L’importanza di chiamarsi Enrico (Astori)

«Ho fatto ciò che mi piaceva, ho prodotto oggetti che avrei voluto acquistare o regalare, ho frequentato persone che stimolavano la mia curiosità e ho desiderato di lavorare con loro. Driade non è mai stata un obiettivo ma un mezzo, uno strumento di conoscenza. Vedo Driade come uno scrigno, o un’arca che raccoglie le bellezze del mondo in attesa del diluvio».

 

Interni del negozio Driade in via Manzoni a Milano, ph. ©Francesco Bolis.

 

Designer, giornalisti, fotografi, artisti e amici si sono riuniti l’11 maggio nel Salone d’Onore di Triennale Milano per ricordare Enrico Astori, mancato nel 2020 durante la prima fase del Covid, co-fondatore di Driade insieme alla sorella Antonia e alla moglie Adelaide Acerbi.

Moderata da Fulvio Irace, la serata L’importanza di chiamarsi Enrico ha visto i contributi di Cristina Morozzi, Tom Vack, Linde e François Burkhardt, Rodolfo Dordoni, Paolo Rinaldi, Sergio Buttiglieri e molti ancora, anche in collegamento video come Philippe Starck, Óscar Tusquets, Flavio Albanese e Marva Griffin.

 

 

La seduta del 1985 Von Vogelsang di Philippe Starck.

 

Il design per Astori non era (solo) un prodotto: era la via per aspirare all’opera d’arte totale, di cui Driade è stata la partitura più fedele.

Compiendo il salto da produttore a editore, l’imprenditore maturò tra la fine degli anni Settanta e l’inizio degli anni Ottanta un capitolo inedito della creatività internazionale.
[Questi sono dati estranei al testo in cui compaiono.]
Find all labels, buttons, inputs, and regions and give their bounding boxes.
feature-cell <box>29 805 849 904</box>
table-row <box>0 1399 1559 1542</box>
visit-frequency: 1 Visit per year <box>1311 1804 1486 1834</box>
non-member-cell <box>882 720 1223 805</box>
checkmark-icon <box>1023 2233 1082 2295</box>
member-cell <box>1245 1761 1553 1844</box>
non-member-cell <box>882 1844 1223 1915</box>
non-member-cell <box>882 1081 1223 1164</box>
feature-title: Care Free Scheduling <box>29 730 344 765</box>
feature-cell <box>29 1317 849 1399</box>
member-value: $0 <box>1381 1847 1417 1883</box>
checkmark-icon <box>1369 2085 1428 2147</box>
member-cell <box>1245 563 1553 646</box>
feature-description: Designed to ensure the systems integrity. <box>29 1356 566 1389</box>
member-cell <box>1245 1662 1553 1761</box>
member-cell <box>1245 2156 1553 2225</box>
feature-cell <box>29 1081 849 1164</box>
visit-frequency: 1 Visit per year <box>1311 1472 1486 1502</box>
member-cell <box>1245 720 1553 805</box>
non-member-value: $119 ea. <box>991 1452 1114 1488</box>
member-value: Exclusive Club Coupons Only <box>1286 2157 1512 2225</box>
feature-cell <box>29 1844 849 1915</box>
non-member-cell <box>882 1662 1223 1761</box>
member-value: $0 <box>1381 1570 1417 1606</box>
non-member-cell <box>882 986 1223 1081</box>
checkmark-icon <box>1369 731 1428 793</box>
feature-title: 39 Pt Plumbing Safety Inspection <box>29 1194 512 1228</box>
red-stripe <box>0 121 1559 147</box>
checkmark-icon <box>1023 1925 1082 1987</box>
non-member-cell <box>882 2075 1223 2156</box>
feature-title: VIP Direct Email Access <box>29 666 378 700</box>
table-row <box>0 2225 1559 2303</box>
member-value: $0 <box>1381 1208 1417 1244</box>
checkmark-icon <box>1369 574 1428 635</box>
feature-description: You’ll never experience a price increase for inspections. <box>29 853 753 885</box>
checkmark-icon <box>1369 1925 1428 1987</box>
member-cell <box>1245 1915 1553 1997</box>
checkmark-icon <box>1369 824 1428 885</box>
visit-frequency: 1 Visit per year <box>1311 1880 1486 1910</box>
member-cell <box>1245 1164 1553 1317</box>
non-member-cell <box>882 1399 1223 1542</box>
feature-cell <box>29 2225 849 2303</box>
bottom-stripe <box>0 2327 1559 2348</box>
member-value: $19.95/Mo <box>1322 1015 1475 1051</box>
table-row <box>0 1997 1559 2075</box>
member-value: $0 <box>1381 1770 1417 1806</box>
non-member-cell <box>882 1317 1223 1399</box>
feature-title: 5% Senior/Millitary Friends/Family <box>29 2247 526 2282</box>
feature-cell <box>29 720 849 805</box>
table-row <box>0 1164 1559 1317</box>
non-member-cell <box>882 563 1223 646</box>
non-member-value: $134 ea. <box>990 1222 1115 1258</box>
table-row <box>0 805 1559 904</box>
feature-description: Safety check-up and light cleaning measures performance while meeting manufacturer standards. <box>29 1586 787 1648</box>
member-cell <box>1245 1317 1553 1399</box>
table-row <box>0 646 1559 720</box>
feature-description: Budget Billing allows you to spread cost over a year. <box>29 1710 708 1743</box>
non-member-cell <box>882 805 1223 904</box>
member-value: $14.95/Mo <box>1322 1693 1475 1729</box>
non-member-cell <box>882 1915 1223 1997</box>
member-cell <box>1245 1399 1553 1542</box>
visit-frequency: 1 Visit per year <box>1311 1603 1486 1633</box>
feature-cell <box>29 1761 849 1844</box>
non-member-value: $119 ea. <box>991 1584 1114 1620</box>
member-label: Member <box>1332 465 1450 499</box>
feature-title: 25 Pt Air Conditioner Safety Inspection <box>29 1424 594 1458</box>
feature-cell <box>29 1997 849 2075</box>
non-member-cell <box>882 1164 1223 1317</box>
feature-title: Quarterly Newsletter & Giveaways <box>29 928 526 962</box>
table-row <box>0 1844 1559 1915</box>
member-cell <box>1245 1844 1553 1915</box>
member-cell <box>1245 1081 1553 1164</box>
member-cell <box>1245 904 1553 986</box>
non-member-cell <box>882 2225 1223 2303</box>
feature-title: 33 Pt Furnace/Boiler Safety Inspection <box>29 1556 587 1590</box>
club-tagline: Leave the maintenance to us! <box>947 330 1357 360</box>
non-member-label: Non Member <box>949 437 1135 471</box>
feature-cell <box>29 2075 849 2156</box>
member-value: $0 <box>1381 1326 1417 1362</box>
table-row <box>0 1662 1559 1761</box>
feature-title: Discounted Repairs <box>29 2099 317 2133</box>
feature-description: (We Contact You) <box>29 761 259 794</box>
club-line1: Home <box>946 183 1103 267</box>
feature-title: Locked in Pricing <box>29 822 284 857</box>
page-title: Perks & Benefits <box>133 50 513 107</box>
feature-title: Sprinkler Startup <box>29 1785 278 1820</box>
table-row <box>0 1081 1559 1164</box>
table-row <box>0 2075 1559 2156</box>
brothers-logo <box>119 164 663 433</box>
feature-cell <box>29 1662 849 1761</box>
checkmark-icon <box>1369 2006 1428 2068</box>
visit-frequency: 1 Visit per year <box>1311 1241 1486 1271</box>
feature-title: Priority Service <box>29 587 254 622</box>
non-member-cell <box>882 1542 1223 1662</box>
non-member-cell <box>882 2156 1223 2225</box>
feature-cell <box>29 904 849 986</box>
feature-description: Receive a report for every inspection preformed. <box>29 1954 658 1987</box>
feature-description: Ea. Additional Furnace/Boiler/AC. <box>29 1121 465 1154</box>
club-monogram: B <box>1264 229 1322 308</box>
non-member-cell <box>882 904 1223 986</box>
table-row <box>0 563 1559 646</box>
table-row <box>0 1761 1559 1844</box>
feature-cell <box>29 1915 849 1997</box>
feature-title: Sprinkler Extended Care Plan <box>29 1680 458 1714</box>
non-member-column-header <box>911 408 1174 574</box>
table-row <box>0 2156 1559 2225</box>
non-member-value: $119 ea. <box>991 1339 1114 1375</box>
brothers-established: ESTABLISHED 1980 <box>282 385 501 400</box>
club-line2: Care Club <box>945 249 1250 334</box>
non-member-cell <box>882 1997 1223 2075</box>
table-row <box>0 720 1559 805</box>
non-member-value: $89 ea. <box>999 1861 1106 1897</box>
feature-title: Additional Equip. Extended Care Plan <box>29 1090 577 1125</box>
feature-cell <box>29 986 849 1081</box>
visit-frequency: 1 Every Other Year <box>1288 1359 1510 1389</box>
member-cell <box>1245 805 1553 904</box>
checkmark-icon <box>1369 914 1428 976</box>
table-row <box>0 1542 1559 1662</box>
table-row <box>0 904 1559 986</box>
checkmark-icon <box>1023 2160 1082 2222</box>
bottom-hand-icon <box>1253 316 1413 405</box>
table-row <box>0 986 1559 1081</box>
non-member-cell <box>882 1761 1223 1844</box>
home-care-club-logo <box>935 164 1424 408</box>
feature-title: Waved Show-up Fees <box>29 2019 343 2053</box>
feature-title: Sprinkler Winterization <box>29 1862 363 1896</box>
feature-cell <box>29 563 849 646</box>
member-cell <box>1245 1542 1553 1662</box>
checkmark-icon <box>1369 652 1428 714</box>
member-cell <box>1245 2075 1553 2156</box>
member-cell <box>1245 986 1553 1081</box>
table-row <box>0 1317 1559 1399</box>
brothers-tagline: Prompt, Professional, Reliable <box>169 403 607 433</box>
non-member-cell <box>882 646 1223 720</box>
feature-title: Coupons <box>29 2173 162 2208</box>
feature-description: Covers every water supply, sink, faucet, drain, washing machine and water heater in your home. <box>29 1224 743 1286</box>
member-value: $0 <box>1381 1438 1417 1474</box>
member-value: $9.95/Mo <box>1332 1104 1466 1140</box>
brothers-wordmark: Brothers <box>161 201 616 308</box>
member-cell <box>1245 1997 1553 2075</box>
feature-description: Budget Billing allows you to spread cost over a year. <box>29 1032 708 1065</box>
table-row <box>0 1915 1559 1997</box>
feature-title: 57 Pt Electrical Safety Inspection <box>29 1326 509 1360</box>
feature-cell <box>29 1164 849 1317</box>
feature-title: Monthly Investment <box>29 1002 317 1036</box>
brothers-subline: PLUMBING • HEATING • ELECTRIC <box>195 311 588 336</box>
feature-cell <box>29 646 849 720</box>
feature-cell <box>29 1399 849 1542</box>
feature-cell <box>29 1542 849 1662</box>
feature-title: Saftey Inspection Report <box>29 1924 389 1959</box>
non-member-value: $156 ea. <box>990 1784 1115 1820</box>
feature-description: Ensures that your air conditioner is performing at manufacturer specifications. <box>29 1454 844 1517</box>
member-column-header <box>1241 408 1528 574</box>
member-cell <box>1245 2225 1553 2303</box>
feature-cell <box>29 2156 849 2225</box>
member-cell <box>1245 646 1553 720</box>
Il catalogo Driade era sterminato ed eclettico, dai vetri di Bořek Šipek ai primi arredi di successo di Philippe Starck fino ai sistemi Oikos di Antonia Astori, definiti, non a caso, «le ossa della Driade».

Come ha ricordato Flavio Albanese: «Era un demiurgo che amava fare un rito, quello delle connessioni impossibili. È riuscito a mettere insieme gli apparenti opposti con grande leggerezza. Mondi opposti che si incontravano: il nord borghese e il profondo sud, l’Occidente e l’Oriente, il tutto con la sua eleganza innata».

Enrico Astori voleva creare un mondo magico per le persone che amava. Dalle parole di chi lo ha ricordato (e amato) non possiamo non credere che ci sia riuscito.

 

La poltrona Suki, progettata nel 1987 da Toyo Ito, è un doppio filare di rete d’acciaio distanziato da numerose molle.